En la retirada de recursos gubernamentales, un aspecto que sufrirá mucho será la infraestructura. Diversas autoridades del actual gobierno han insistido -no sin razón- que ya se han edificado muchos espacios culturales, que requieren completar sus programaciones más que pensar en nuevos emprendimientos. Casi 20 años de prioridad en la infraestructura (no olvidemos que fue el presidente Lagos quien dio inicio a una verdadera carrera por cubrir el país de este tipo de espacios, con la inédita Comisión Presidencial de Infraestructura Cultural) puede ser aconsejable dar un respiro y ocuparse más de su gestión.
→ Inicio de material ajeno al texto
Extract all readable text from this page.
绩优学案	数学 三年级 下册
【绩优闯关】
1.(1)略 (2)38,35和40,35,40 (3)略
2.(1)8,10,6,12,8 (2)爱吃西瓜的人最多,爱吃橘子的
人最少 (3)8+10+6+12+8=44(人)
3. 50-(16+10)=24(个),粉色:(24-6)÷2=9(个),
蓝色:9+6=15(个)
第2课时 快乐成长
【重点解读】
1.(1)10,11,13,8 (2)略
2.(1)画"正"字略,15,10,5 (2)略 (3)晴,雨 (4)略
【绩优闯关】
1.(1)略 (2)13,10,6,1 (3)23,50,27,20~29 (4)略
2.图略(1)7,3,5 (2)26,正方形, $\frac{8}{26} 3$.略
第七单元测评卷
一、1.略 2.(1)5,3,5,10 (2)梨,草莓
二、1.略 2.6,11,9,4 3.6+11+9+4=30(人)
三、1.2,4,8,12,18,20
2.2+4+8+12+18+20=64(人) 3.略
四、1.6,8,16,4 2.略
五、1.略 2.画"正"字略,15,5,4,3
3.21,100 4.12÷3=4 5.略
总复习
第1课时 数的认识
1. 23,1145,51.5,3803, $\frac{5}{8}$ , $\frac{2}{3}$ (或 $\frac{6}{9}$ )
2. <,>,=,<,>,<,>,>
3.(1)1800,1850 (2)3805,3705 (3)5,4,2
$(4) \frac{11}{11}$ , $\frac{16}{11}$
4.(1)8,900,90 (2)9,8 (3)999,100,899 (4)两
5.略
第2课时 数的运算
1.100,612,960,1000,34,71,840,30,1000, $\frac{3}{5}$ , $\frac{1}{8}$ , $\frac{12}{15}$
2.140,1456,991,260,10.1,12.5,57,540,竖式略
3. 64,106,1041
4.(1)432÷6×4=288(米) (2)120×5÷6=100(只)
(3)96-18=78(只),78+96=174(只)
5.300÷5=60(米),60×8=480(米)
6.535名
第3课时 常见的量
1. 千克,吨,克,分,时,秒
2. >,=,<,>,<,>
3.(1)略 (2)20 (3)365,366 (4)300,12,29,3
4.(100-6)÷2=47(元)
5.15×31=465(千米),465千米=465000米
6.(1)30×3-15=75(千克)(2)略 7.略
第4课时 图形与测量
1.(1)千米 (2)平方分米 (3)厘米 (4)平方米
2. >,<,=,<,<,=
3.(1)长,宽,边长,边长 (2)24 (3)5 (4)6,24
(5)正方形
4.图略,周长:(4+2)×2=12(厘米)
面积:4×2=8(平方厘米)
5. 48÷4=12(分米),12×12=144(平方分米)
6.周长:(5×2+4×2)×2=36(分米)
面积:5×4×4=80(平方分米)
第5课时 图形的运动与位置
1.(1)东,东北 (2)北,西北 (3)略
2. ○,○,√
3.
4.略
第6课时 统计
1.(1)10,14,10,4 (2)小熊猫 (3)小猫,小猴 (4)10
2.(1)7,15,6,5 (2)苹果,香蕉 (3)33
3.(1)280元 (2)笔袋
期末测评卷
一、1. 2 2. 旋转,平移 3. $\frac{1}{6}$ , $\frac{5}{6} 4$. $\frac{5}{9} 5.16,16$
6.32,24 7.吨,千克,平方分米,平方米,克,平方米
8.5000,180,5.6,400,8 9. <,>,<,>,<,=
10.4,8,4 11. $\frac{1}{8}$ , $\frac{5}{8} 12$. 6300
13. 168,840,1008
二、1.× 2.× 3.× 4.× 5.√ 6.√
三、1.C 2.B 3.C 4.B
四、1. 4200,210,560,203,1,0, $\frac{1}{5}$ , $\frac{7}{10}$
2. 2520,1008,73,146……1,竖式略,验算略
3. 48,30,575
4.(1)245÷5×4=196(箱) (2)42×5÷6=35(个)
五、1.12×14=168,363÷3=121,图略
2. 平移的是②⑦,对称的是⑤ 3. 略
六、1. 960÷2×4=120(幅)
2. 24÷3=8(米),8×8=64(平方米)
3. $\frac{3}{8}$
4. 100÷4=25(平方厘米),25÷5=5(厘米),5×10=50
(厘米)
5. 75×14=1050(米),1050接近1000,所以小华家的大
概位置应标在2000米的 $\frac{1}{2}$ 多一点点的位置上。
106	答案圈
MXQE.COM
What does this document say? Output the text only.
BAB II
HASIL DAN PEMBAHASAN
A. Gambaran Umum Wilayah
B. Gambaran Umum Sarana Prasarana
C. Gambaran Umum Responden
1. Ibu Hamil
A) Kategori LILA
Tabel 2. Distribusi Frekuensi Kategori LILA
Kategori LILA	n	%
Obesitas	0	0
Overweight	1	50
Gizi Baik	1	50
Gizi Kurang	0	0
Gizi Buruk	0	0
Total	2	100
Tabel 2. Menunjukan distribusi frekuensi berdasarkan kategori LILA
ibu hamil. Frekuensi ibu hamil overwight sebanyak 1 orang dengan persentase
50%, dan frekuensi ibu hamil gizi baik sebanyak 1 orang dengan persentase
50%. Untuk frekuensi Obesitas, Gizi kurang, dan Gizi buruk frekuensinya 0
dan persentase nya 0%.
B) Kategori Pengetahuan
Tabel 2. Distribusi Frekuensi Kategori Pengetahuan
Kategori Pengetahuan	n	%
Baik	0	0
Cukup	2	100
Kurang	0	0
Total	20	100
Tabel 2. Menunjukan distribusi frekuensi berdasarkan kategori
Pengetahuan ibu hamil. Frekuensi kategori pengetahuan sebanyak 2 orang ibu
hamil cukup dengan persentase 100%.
La pregunta es si el ente más adecuado para promover una gestión dinámica y proactiva es un ministerio, justamente lo opuesto desde su propia administración, a la gestión liviana del sector privado sin fines de lucro.

 Aparece entonces una primera contradicción, resumida en que en los tiempos de la participación y del consejo se hizo tanta infraestructura que durante el tiempo del ministerio no será necesario continuarla sino más bien darle conducción y apoyo a su gestión, para lo cual un consejo está mucho más preparado debido a su capacidad de convocatoria a la sociedad civil.

El hecho es que el ministerio existe, por tanto, mientras así sea, habrá que buscar fórmulas mixtas de financiamiento para emprender nuevos proyectos de infraestructura. ¿Qué ocurre entonces con los que están en marcha? El caso emblemático es la segunda etapa del GAM. Asolado por la quiebra de la empresa constructora, ha debido suspender obras y enfrentar los vertiginosos cambios que el mundo de la tecnología, en permanente renovación, ofrece, con el paso del tiempo. Ello encarece y hace correr el reloj, poniendo en riesgo los tiempos políticos para su inauguración.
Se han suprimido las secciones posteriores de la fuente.